Drug reverses effects of Fabry disease in mice,shows promise for related disorders
ANN ARBOR—A new experimental drug developed at the University of Michigan Medical School is the first treatment shown to reverse the effects in mice of a hereditary, incurable disorder called Fabry (Fah-BRAY) disease, which affects between 6,000 and 10,000 men in the United States.
Results of the study were published in the June 2000 issue of the Journal of Clinical Investigation in an article by James Shayman, M.D., U-M professor of pharmacology and of internal medicine, and colleagues from the U-M and the National Institutes of Health.
Fabry disease is caused by a genetic mutation that prevents production of an enzyme called alpha-galactosidase A, which cells store in tiny globules called lysosomes. The cellular version of a garbage disposal, lysosomes are found in all cells that use enzymes to dissolve specific molecular bonds and digest waste products.
Without alpha-galactosidase A, lysosomes cannot break up one particular type of glycolipid, a long chain of fats and sugars found in cell membranes. As a result, these molecules accumulate within the kidneys, hearts and blood vessels of patients with Fabry disease. Death occurs in early adulthood from renal failure or cardiovascular complications.
For the past 10 years, U-M researchers have been developing and perfecting a family of glycolipid synthesis inhibitors for use in Fabry disease, according to Shayman. “Other researchers tried to replace the missing enzyme, but we concentrated on blocking glycolipid formation by inhibiting a key enzyme the cell needs to produce these molecules. We now have two compounds with high levels of inhibitory activity and no observed toxic side effects.”
According to the Journal of Clinical Investigation study, treatment with one of these compounds produced a highly significant reduction in glycolipid levels in kidneys of male mice with Fabry disease. When treated for eight weeks with twice-daily injections, glycolipid levels after treatment were lower than they were before treatment began—a result Shayman described as the most unexpected in the study. Equally important, the mice did not lose weight or develop toxic side effects from therapeutic levels of the inhibiting compound.

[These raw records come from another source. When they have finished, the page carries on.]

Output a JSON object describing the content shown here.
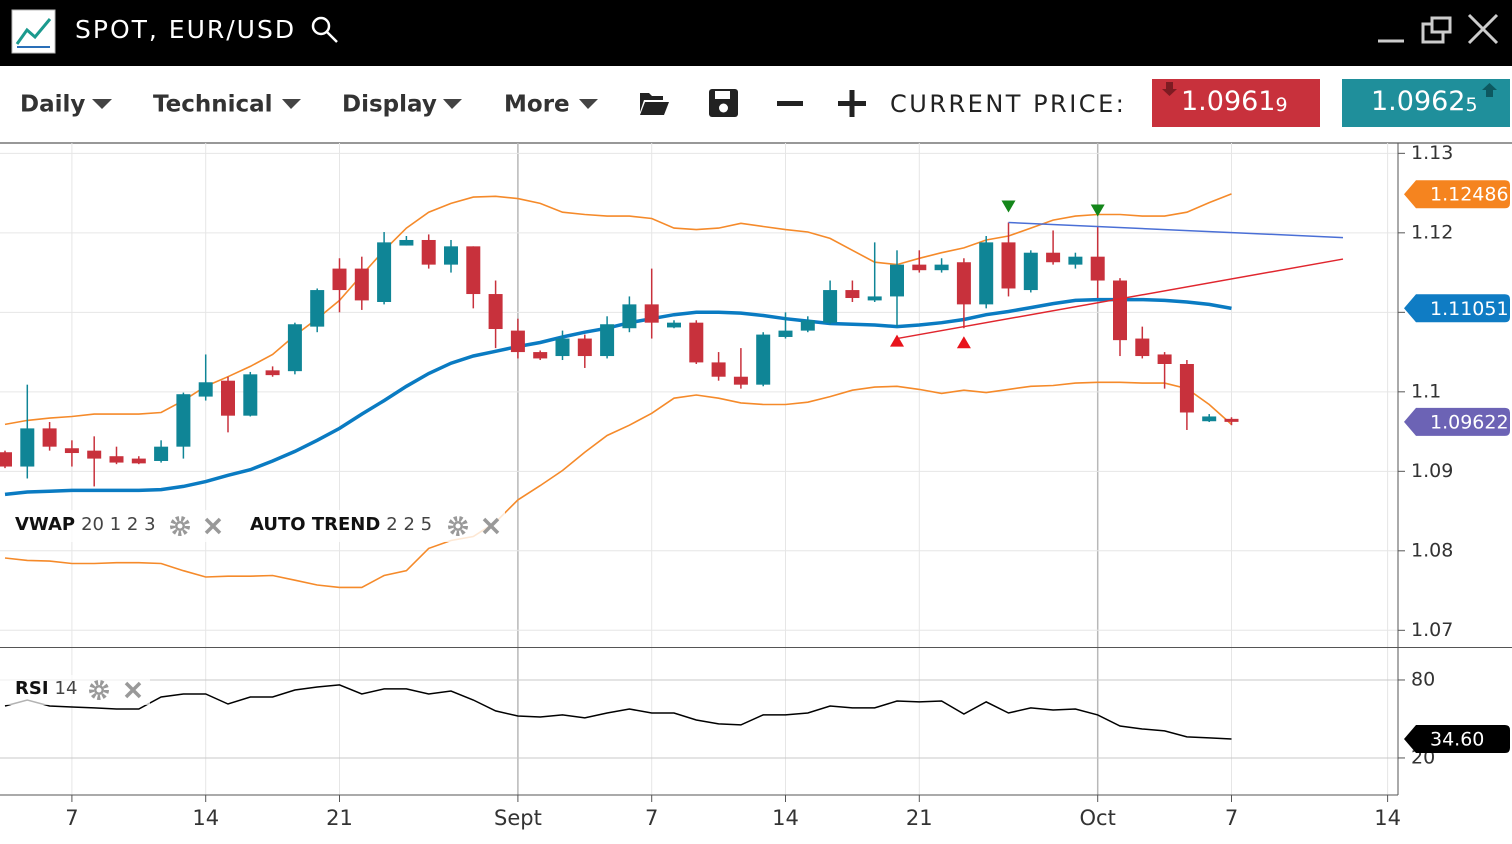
{
  "header": {
    "title": "SPOT, EUR/USD"
  },
  "toolbar": {
    "menus": [
      "Daily",
      "Technical",
      "Display",
      "More"
    ],
    "current_price_label": "CURRENT PRICE:",
    "bid": {
      "main": "1.0961",
      "pip": "9"
    },
    "ask": {
      "main": "1.0962",
      "pip": "5"
    }
  },
  "chart_data": [
    {
      "type": "candlestick",
      "categories": [
        null,
        null,
        null,
        "7",
        null,
        null,
        null,
        null,
        null,
        "14",
        null,
        null,
        null,
        null,
        null,
        "21",
        null,
        null,
        null,
        null,
        null,
        null,
        null,
        "Sept",
        null,
        null,
        null,
        null,
        null,
        "7",
        null,
        null,
        null,
        null,
        null,
        "14",
        null,
        null,
        null,
        null,
        null,
        "21",
        null,
        null,
        null,
        null,
        null,
        null,
        null,
        "Oct",
        null,
        null,
        null,
        null,
        null,
        "7",
        null,
        null,
        null,
        null,
        null,
        null,
        "14"
      ],
      "open": [
        1.0924,
        1.0906,
        1.0954,
        1.0929,
        1.0926,
        1.0919,
        1.0916,
        1.0913,
        1.0931,
        1.0994,
        1.1014,
        1.097,
        1.1027,
        1.1026,
        1.1082,
        1.1155,
        1.1155,
        1.1113,
        1.1184,
        1.1191,
        1.116,
        1.1183,
        1.1123,
        1.1077,
        1.105,
        1.1045,
        1.1067,
        1.1045,
        1.108,
        1.111,
        1.1081,
        1.1087,
        1.1037,
        1.1019,
        1.1009,
        1.1069,
        1.1077,
        1.1087,
        1.1128,
        1.1115,
        1.112,
        1.116,
        1.1153,
        1.1163,
        1.111,
        1.1188,
        1.1128,
        1.1175,
        1.116,
        1.117,
        1.114,
        1.1067,
        1.1047,
        1.1035,
        1.0963,
        1.0966,
        null,
        null,
        null,
        null,
        null,
        null,
        null
      ],
      "high": [
        1.0926,
        1.1009,
        1.0962,
        1.0939,
        1.0944,
        1.0931,
        1.0919,
        1.0939,
        1.0999,
        1.1047,
        1.1019,
        1.1025,
        1.1032,
        1.1087,
        1.113,
        1.1168,
        1.117,
        1.1201,
        1.1196,
        1.1198,
        1.1191,
        1.1183,
        1.114,
        1.1092,
        1.1052,
        1.1077,
        1.1072,
        1.1095,
        1.112,
        1.1155,
        1.109,
        1.109,
        1.105,
        1.1055,
        1.1075,
        1.11,
        1.1095,
        1.114,
        1.114,
        1.1188,
        1.1178,
        1.1178,
        1.1168,
        1.1168,
        1.1196,
        1.1213,
        1.1178,
        1.1203,
        1.1175,
        1.1208,
        1.1143,
        1.1082,
        1.105,
        1.104,
        1.0972,
        1.0968,
        null,
        null,
        null,
        null,
        null,
        null,
        null
      ],
      "low": [
        1.0904,
        1.0891,
        1.0926,
        1.0906,
        1.0881,
        1.0909,
        1.0909,
        1.0911,
        1.0916,
        1.0989,
        1.0949,
        1.0969,
        1.1019,
        1.1022,
        1.1075,
        1.11,
        1.1103,
        1.111,
        1.1184,
        1.1155,
        1.115,
        1.1105,
        1.1055,
        1.1042,
        1.104,
        1.104,
        1.103,
        1.1042,
        1.1075,
        1.1067,
        1.108,
        1.1035,
        1.1014,
        1.1004,
        1.1007,
        1.1067,
        1.1075,
        1.1085,
        1.1113,
        1.1113,
        1.1082,
        1.115,
        1.115,
        1.108,
        1.1105,
        1.112,
        1.1125,
        1.116,
        1.1155,
        1.1118,
        1.1045,
        1.1042,
        1.1004,
        1.0952,
        1.0962,
        1.0958,
        null,
        null,
        null,
        null,
        null,
        null,
        null
      ],
      "close": [
        1.0906,
        1.0954,
        1.0931,
        1.0923,
        1.0916,
        1.0911,
        1.091,
        1.0931,
        1.0997,
        1.1012,
        1.097,
        1.1022,
        1.1021,
        1.1085,
        1.1128,
        1.1128,
        1.1115,
        1.1188,
        1.1191,
        1.116,
        1.1183,
        1.1123,
        1.1079,
        1.105,
        1.1042,
        1.1067,
        1.1045,
        1.1085,
        1.111,
        1.1087,
        1.1087,
        1.1037,
        1.1019,
        1.1009,
        1.1072,
        1.1077,
        1.109,
        1.1128,
        1.1118,
        1.112,
        1.116,
        1.1153,
        1.116,
        1.111,
        1.1188,
        1.113,
        1.1175,
        1.1163,
        1.117,
        1.114,
        1.1065,
        1.1045,
        1.1035,
        1.0974,
        1.0969,
        1.09622,
        null,
        null,
        null,
        null,
        null,
        null,
        null
      ],
      "up_color": "#0f8596",
      "down_color": "#c8313c",
      "bands": {
        "color": "#f58a2a",
        "upper": [
          1.0959,
          1.0964,
          1.0967,
          1.0969,
          1.0972,
          1.0972,
          1.0972,
          1.0974,
          1.0989,
          1.1007,
          1.1019,
          1.1032,
          1.1047,
          1.1071,
          1.1092,
          1.1115,
          1.1147,
          1.1178,
          1.1206,
          1.1226,
          1.1237,
          1.1245,
          1.1246,
          1.1243,
          1.1237,
          1.1226,
          1.1223,
          1.1221,
          1.1221,
          1.1218,
          1.1206,
          1.1204,
          1.1206,
          1.1212,
          1.1208,
          1.1204,
          1.1201,
          1.1193,
          1.1178,
          1.1163,
          1.116,
          1.1168,
          1.1175,
          1.1181,
          1.1191,
          1.1196,
          1.1206,
          1.1216,
          1.1221,
          1.1223,
          1.1223,
          1.1221,
          1.1221,
          1.1226,
          1.1238,
          1.1249,
          null,
          null,
          null,
          null,
          null,
          null,
          null
        ],
        "lower": [
          1.0791,
          1.0788,
          1.0787,
          1.0784,
          1.0784,
          1.0785,
          1.0785,
          1.0784,
          1.0775,
          1.0767,
          1.0768,
          1.0768,
          1.0769,
          1.0763,
          1.0757,
          1.0754,
          1.0754,
          1.0769,
          1.0775,
          1.0803,
          1.0813,
          1.0818,
          1.0836,
          1.0864,
          1.0882,
          1.0901,
          1.0924,
          1.0945,
          1.0958,
          1.0973,
          1.0992,
          1.0996,
          1.0992,
          1.0986,
          1.0984,
          1.0984,
          1.0987,
          1.0994,
          1.1002,
          1.1006,
          1.1007,
          1.1003,
          1.0998,
          1.1002,
          1.0999,
          1.1003,
          1.1007,
          1.1008,
          1.1011,
          1.1012,
          1.1012,
          1.1011,
          1.1011,
          1.1004,
          1.0984,
          1.0959,
          null,
          null,
          null,
          null,
          null,
          null,
          null
        ]
      },
      "vwap": {
        "color": "#0a7bc2",
        "values": [
          1.0871,
          1.0874,
          1.0875,
          1.0876,
          1.0876,
          1.0876,
          1.0876,
          1.0877,
          1.0881,
          1.0887,
          1.0895,
          1.0902,
          1.0913,
          1.0925,
          1.0939,
          1.0954,
          1.0972,
          1.0989,
          1.1007,
          1.1023,
          1.1036,
          1.1045,
          1.1051,
          1.1057,
          1.1062,
          1.1069,
          1.1075,
          1.108,
          1.1087,
          1.1092,
          1.1097,
          1.11,
          1.11,
          1.1099,
          1.1096,
          1.1092,
          1.1089,
          1.1086,
          1.1085,
          1.1084,
          1.1082,
          1.1084,
          1.1087,
          1.1091,
          1.1097,
          1.1101,
          1.1106,
          1.1111,
          1.1115,
          1.1116,
          1.1116,
          1.1116,
          1.1115,
          1.1113,
          1.111,
          1.1105,
          null,
          null,
          null,
          null,
          null,
          null,
          null
        ]
      },
      "trend_lines": [
        {
          "x": [
            45,
            60
          ],
          "y": [
            1.1213,
            1.1194
          ],
          "color": "#4a6fd6"
        },
        {
          "x": [
            40,
            60
          ],
          "y": [
            1.1067,
            1.1167
          ],
          "color": "#e0262e"
        }
      ],
      "signals": {
        "up": {
          "x": [
            40,
            43
          ],
          "color": "#e8131b"
        },
        "down": {
          "x": [
            45,
            49
          ],
          "color": "#14861a"
        }
      },
      "ylim": [
        1.0679,
        1.1313
      ],
      "yticks": [
        1.13,
        1.12,
        1.11,
        1.1,
        1.09,
        1.08,
        1.07
      ],
      "grid": true,
      "price_tags": [
        {
          "value": 1.12486,
          "color": "#f5841f"
        },
        {
          "value": 1.11051,
          "color": "#0f7cc4"
        },
        {
          "value": 1.09622,
          "color": "#6c63b5"
        }
      ],
      "indicators": [
        {
          "name": "VWAP",
          "params": "20 1 2 3"
        },
        {
          "name": "AUTO TREND",
          "params": "2 2 5"
        }
      ]
    },
    {
      "type": "line",
      "indicator": {
        "name": "RSI",
        "params": "14"
      },
      "values": [
        60.0,
        64.6,
        60.0,
        59.2,
        58.5,
        57.7,
        57.7,
        66.9,
        69.2,
        69.2,
        61.5,
        66.9,
        66.9,
        72.3,
        74.6,
        76.2,
        69.2,
        73.1,
        73.1,
        69.2,
        71.5,
        64.6,
        56.2,
        52.3,
        51.5,
        53.1,
        50.8,
        54.6,
        57.7,
        54.6,
        54.6,
        49.2,
        46.2,
        45.4,
        53.1,
        53.1,
        54.6,
        60.0,
        58.5,
        58.5,
        63.8,
        63.1,
        63.8,
        53.8,
        63.1,
        54.6,
        58.5,
        56.9,
        57.7,
        53.1,
        44.6,
        42.3,
        40.8,
        36.2,
        35.4,
        34.6,
        null,
        null,
        null,
        null,
        null,
        null,
        null
      ],
      "color": "#000000",
      "ylim": [
        -8.5,
        104.6
      ],
      "yticks": [
        80,
        20
      ],
      "grid": true,
      "price_tag": {
        "value": 34.6,
        "label": "34.60",
        "color": "#000000"
      }
    }
  ]
}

These images are representative electron micrographs of kidney cells from U-M experimental and control mice. The image on the left shows cells from untreated mice with Fabry disease. The large dark objects are vesicles filled with glycolipids; the circular object on the right is the cell’s nucleus. Kidney cells on the right, from Fabry-diseased mice receiving the U-M inhibitor, contain small, lipid-rich vesicles consistent with the loss of glycolipid. Original magnification: x3,280.Photo credit: James Shayman, U-M600 dpi black and white .JPG files of the above images may be downloaded at http://www.umich.edu/~newsinfo/Photos/control.jpg (cells from untreated mice) and http://www.umich.edu/~newsinfo/Photos/treated.jpg (cells from mice treated ith the U-M inhibitor)
“Now that we know it works in mice, our next step is pre-clinical drug development,” Shayman says. “We hope to show efficacy with oral intake, so the drug will not need to be given intravenously. Then, we plan to apply for Investigational New Drug approval and orphan disease designation from the Food and Drug Administration prior to the initiation of clinical trials.”
Fabry disease is called an “orphan disease,” because it is so rare. According to Shayman, however, six other lysosomal storage diseases are closely related to Fabry and should be treatable with the same approach. Together these seven diseases affect between 20,000 and 30,000 people in the United States. Although caused by different missing enzymes, all seven diseases are characterized by accumulations of similar types of glycolipids in different organs in the body. Since the U-M compound inhibits production of these glycolipids, Shayman plans to test its effectiveness in these related disorders, which include Gaucher disease, Tay-Sachs disease, Sandhoff disease and GM1 gangliosidosis.
“Currently only Gaucher disease has an approved therapy, which involves regular intravenous infusions of a genetically engineered form of the missing enzyme called recombinant beta-glucosidase,” Shayman says. “It costs more than $200,000 for one year’s treatment and currently is the most expensive drug on the market.”
The U-M has received several patents and filed additional patent applications related to glycolipid synthesis inhibitors. This study was supported by grants from the National Institutes of Health and the Veterans Administration.
Other scientists from the U-M Medical School involved in the study include Akira Abe, Ph.D., research investigator; Susan Gregory, research assistant, Libsueh Lee, Ph.D., research associate; and Paul D. Killen, M.D., Ph.D, associate professor of pathology. Collaborators from the National Institutes of Health include research scientists Roscoe O. Brady and Ashok Kulkarni.